Director Armando Iannucci's In the Loop is a foreign-born freak of a movie, a bizarre amalgamation of broad humor and pointed political satire. Using an Office-esque mocumentary style, In the Loop careens through the halls of power in the days leading up to the Iraq War, as British and US politicians negotiate idealism and opportunism in a tense political climate.

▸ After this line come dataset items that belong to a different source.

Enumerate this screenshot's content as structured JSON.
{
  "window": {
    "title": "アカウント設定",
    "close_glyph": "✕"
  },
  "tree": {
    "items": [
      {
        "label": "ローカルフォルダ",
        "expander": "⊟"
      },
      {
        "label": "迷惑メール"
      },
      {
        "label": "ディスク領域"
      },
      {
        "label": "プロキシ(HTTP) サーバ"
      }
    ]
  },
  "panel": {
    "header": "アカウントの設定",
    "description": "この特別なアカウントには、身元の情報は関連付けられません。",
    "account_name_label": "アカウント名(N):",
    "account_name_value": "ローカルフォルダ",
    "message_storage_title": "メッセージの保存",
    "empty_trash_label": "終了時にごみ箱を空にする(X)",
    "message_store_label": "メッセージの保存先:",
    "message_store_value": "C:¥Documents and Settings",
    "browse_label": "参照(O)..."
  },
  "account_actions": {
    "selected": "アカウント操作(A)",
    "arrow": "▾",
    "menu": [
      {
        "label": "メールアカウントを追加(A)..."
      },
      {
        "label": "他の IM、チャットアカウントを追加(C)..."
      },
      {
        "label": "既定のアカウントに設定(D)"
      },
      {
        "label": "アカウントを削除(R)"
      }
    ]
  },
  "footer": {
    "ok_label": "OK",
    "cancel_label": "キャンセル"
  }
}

Cabinet Minister Simon Foster (Tom Hollander) unexpectedly tumbles into the spotlight when he declares in a radio interview that "war is unforeseeable"—much to the chagrin of the prime minister's director of communications, Malcolm Tucker (Peter Capaldi). Simon's use of the word "unforeseeable" is interpreted as an anti-war stance, until, in an attempt to correct himself, he stammers out the phrase "To walk the road of peace, sometimes we need to be ready to climb the mountain of conflict"—a slogan promptly adopted by pro-war factions in Britain and the US. Soon he and his smarmy young aide (Chris Addison), along with the terrifically abusive Malcolm, are off to Washington, DC, where their self-importance will come crashing into the reality that in Washington, everyone is someone else's puppet.

The movie is perfectly titled; government here is portrayed as a high-stakes version of a middle-school cafeteria, with politicians' only ambition to be as close to the inner circle as possible.

As an armchair general whose dovish tendencies only run so deep, James Gandolfini makes an observation that reflects the world of constant spin these characters inhabit: "At the end of the war, you need some soldiers left. Otherwise, it looks like you lost." Politicians blithely edit committee minutes to reflect their own agendas; alliances shift on a dime—none of this makes for revelatory satire, but in Iannucci's hands, it's relentlessly entertaining nonetheless.